“The problem was his friend was very wealthy and could afford to lose 50% of a million. For him, it was pretty much all of his money,” Evensky recalls. “But the position of the [brokerage was that] all the managers were good and honest. That’s just what happened—and he picked them. When there’s suitability, that’s not an unreasonable conclusion.”

Had the plaintiff gone to a fiduciary advisor, however, the case could well have gone the other way. From a fiduciary’s viewpoint, the brokerage obviously failed to diversify the client’s portfolio.

Evensky says it’s often that clients expect high performance and the investments fail to deliver. In one case in federal court, he testified on behalf of Northern Trust when the big trust company was sued by a group of physicians.

“The complaint was [that] they failed to take any steps to limit or offset the decline in the value of the plaintiffs’ portfolio,” Evensky says. But when one examined the investment policy that the physicians and their trustees developed with Northern Trust, all the parties agreed to a very heavy equity allocation. “The losses were very consistent with what the market was.”
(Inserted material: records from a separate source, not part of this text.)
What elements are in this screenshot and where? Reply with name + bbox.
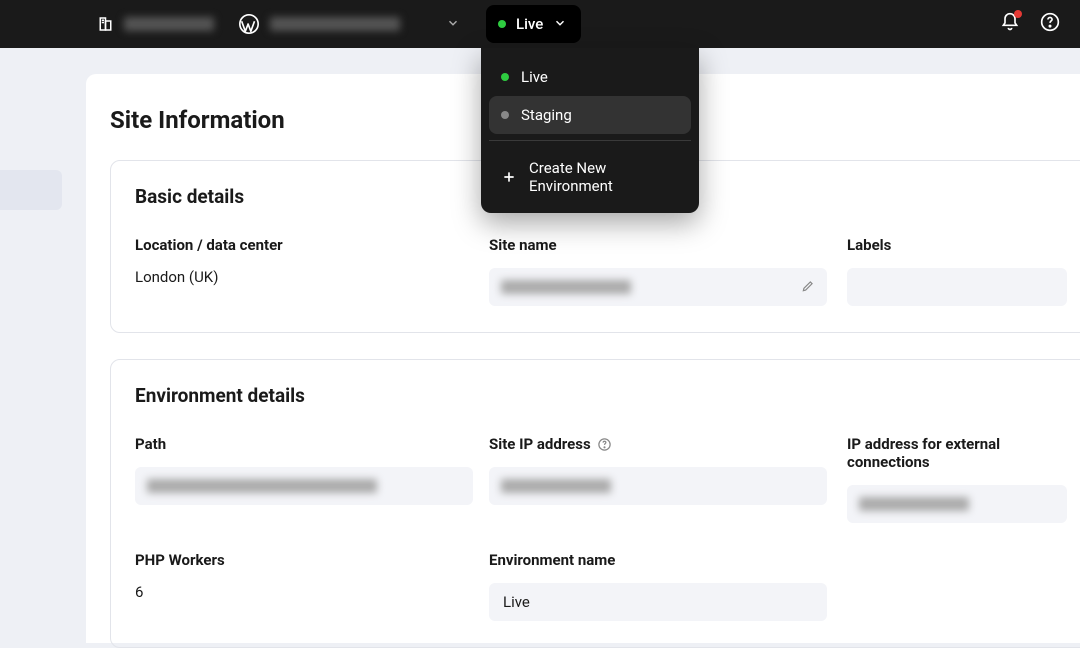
siteip-label-text: Site IP address [489, 435, 591, 453]
create-environment-label: Create New Environment [529, 159, 679, 195]
topbar-right [1000, 12, 1060, 36]
sidebar-active-item[interactable] [0, 170, 62, 210]
site-chevron-down-icon[interactable] [446, 15, 460, 34]
notification-badge-icon [1014, 10, 1022, 18]
environment-option-label: Staging [521, 106, 572, 124]
labels-label: Labels [847, 236, 1075, 254]
environment-selector[interactable]: Live [486, 5, 581, 43]
plus-icon [501, 169, 517, 185]
environment-current-label: Live [516, 15, 543, 33]
extip-value-redacted [859, 497, 969, 511]
environment-dropdown: Live Staging Create New Environment [481, 48, 699, 213]
status-dot-green-icon [501, 73, 509, 81]
workers-label: PHP Workers [135, 551, 489, 569]
status-dot-green-icon [498, 20, 506, 28]
location-label: Location / data center [135, 236, 489, 254]
environment-details-title: Environment details [135, 384, 1075, 407]
status-dot-grey-icon [501, 111, 509, 119]
company-name-redacted [124, 17, 214, 31]
dropdown-separator [489, 140, 691, 141]
topbar: Live [0, 0, 1080, 48]
notifications-button[interactable] [1000, 12, 1020, 36]
siteip-label: Site IP address [489, 435, 847, 453]
envname-value: Live [503, 593, 530, 611]
labels-input[interactable] [847, 268, 1067, 306]
envname-label: Environment name [489, 551, 847, 569]
location-value: London (UK) [135, 268, 489, 286]
path-label: Path [135, 435, 489, 453]
sitename-value-redacted [501, 280, 631, 294]
environment-details-card: Environment details Path Site IP address [110, 359, 1080, 648]
environment-option-live[interactable]: Live [489, 58, 691, 96]
envname-input[interactable]: Live [489, 583, 827, 621]
path-value-redacted [147, 479, 377, 493]
create-environment-button[interactable]: Create New Environment [489, 147, 691, 207]
help-button[interactable] [1040, 12, 1060, 36]
sitename-label: Site name [489, 236, 847, 254]
siteip-input[interactable] [489, 467, 827, 505]
siteip-value-redacted [501, 479, 611, 493]
environment-option-staging[interactable]: Staging [489, 96, 691, 134]
chevron-down-icon [553, 15, 567, 34]
sitename-input[interactable] [489, 268, 827, 306]
workers-value: 6 [135, 583, 489, 601]
path-input[interactable] [135, 467, 473, 505]
site-name-redacted [270, 17, 400, 31]
wordpress-icon[interactable] [238, 13, 260, 35]
help-circle-icon[interactable] [597, 437, 612, 452]
extip-label: IP address for external connections [847, 435, 1075, 471]
pencil-icon[interactable] [801, 278, 815, 297]
environment-option-label: Live [521, 68, 548, 86]
extip-input[interactable] [847, 485, 1067, 523]
company-icon [98, 15, 116, 33]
The SEC is currently reviewing whether mandatory arbitration is appropriate for both RIAs and brokerages under the Dodd-Frank Act. Finra is scrutinizing the arbitration process as well. Rick Berry, a Finra executive vice president who oversees the agency’s securities arbitration, organized the Dispute Resolution Task Force in 2014 to review the process and recommend reforms. The task force consists of 13 members representing industry firms, investors, attorneys and arbitrators. Much of its work reviews the most common complaints from brokerages and consumers.

One of the topics the group addresses is the fitness of contractual clauses that prevent clients from suing their brokers. In the mandatory arbitration clauses, investors and employees waive their Sixth Amendment right to a jury trial. In 2014, 3,822 arbitration cases were filed with Finra by consumers. The vast majority alleged negligence, breach of contract, misrepresentation or unsuitability and breach of fiduciary duty.
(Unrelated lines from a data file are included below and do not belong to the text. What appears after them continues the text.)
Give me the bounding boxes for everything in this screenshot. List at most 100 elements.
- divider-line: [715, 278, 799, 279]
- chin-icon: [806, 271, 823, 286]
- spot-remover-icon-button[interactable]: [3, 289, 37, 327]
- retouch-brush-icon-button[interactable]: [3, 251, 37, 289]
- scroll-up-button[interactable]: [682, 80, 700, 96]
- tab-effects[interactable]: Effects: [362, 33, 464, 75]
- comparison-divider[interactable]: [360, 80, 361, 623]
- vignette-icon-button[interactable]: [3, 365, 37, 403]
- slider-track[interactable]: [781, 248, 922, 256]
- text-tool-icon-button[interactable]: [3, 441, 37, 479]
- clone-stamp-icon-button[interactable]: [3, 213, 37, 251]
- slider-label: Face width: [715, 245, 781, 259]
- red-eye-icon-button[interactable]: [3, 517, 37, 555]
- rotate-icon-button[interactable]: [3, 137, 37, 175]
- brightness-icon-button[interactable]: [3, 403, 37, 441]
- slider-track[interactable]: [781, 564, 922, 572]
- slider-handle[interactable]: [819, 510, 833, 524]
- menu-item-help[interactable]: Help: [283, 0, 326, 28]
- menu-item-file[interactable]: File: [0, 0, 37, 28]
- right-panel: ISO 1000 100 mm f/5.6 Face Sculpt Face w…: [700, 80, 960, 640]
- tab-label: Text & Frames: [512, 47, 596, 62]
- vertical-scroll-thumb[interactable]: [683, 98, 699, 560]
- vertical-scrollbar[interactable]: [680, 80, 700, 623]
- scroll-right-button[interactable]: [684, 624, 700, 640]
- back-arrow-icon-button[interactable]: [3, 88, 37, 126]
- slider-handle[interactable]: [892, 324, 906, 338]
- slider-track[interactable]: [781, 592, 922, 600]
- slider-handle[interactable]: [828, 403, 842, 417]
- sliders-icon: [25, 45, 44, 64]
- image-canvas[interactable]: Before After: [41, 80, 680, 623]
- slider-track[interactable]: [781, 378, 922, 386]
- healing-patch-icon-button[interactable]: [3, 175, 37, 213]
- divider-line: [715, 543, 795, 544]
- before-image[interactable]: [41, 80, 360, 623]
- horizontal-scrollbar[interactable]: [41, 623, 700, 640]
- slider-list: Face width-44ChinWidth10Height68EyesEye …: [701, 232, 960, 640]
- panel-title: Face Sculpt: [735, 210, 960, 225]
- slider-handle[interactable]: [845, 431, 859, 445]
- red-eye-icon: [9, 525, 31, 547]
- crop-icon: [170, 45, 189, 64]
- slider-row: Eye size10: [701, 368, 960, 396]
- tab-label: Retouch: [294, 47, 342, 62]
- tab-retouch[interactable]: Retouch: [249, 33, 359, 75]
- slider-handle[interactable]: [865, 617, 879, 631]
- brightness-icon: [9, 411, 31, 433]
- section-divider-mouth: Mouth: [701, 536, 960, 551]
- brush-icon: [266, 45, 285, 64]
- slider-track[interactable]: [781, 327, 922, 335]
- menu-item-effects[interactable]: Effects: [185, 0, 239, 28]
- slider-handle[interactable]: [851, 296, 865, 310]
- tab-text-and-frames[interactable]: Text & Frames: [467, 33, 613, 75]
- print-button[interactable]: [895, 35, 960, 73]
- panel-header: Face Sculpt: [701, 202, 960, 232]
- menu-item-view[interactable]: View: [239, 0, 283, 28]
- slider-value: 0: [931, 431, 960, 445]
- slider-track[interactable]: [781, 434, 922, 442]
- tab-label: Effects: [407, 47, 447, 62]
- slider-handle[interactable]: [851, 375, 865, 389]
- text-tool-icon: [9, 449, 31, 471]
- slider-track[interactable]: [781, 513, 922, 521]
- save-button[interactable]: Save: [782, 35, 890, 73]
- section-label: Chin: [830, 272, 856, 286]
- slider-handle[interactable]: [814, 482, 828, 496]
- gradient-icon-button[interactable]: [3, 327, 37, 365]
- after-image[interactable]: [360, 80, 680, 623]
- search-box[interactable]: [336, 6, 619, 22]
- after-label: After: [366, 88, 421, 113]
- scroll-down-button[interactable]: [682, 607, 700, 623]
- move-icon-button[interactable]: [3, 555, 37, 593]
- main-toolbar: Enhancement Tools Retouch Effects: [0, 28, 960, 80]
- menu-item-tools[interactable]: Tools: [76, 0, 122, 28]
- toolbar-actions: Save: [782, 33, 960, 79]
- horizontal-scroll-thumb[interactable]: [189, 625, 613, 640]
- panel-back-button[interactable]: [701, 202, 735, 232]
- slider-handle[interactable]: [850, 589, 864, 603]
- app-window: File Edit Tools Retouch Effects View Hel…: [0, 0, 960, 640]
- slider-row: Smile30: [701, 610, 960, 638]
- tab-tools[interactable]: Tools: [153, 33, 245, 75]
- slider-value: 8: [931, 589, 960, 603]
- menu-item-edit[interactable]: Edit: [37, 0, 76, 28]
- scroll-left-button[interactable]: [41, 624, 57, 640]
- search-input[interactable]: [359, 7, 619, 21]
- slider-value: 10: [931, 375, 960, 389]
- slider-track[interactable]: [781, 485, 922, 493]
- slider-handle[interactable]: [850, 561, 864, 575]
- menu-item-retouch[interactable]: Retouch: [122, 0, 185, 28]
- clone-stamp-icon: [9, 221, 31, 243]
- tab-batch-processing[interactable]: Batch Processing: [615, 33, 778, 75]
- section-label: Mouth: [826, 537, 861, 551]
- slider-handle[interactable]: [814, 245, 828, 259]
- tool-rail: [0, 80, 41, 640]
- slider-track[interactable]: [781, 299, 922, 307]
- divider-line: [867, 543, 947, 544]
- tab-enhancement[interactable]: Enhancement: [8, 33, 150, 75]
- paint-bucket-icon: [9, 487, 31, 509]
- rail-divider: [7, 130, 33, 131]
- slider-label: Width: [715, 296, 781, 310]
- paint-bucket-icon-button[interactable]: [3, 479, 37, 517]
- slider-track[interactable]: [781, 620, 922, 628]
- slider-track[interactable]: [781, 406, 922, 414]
Finra believes whether these clauses should be mandatory is an issue for elected officials and political appointees. “Finra doesn’t require anybody to arbitrate. That’s a matter of contract between firms and investors,” Berry says. “It has always been our position that the issue of mandatory arbitration is something better left to Congress and/or the SEC.”

Finra rules already mandate that brokerages be bound to arbitration if the client requests it, so a mandatory arbitration clause turns that requirement into a two-way street. (RIAs are not forced into arbitration in customer disputes unless they have dual registration with the SEC and Finra.)

By mandating arbitration, brokerages are ironically allowing investors to bring cases that would not otherwise be heard. In a sense, brokerages are supporting and mandating a process that ensures they are held accountable for the professional standards they have created for themselves, says Jeremy Hyndman, principal at Los Angeles-based Investor Defense Law.

“As much as brokerages complain about the process, they still like mandatory arbitration clauses,” Hyndman says. “It’s disingenuous for them to complain since they are the ones requiring us to be there. It ends up saving them money, too.”

There can be advantages for consumers who go to court instead. Frequently, a jury’s decision produces a binary, winner-take-all outcome, while arbitrators are prone to “split the baby,” in legal parlance. Also, juries can be swayed by factors that arbitrators would dismiss. For instance, a jury might be more likely to find for a local plaintiff against a big money center bank.

Evensky testified on behalf of an out-of-town bank that was being sued by a senior executive of a public company who failed to diversify out of his company stock. “They told him he had significant unsystematic risk, and he should liquidate,” Evensky recalls. “He kept saying no, I’m going to wait until [the stock] gets back to a certain price. It wasn’t a poor, little, naïve guy.”

Yet in the end, the plaintiff prevailed. “I don’t know how they came up with their decision,” Evensky says. “All I could conclude was that it was someone local versus a big out-of-town bank. It made no sense to me whatsoever.”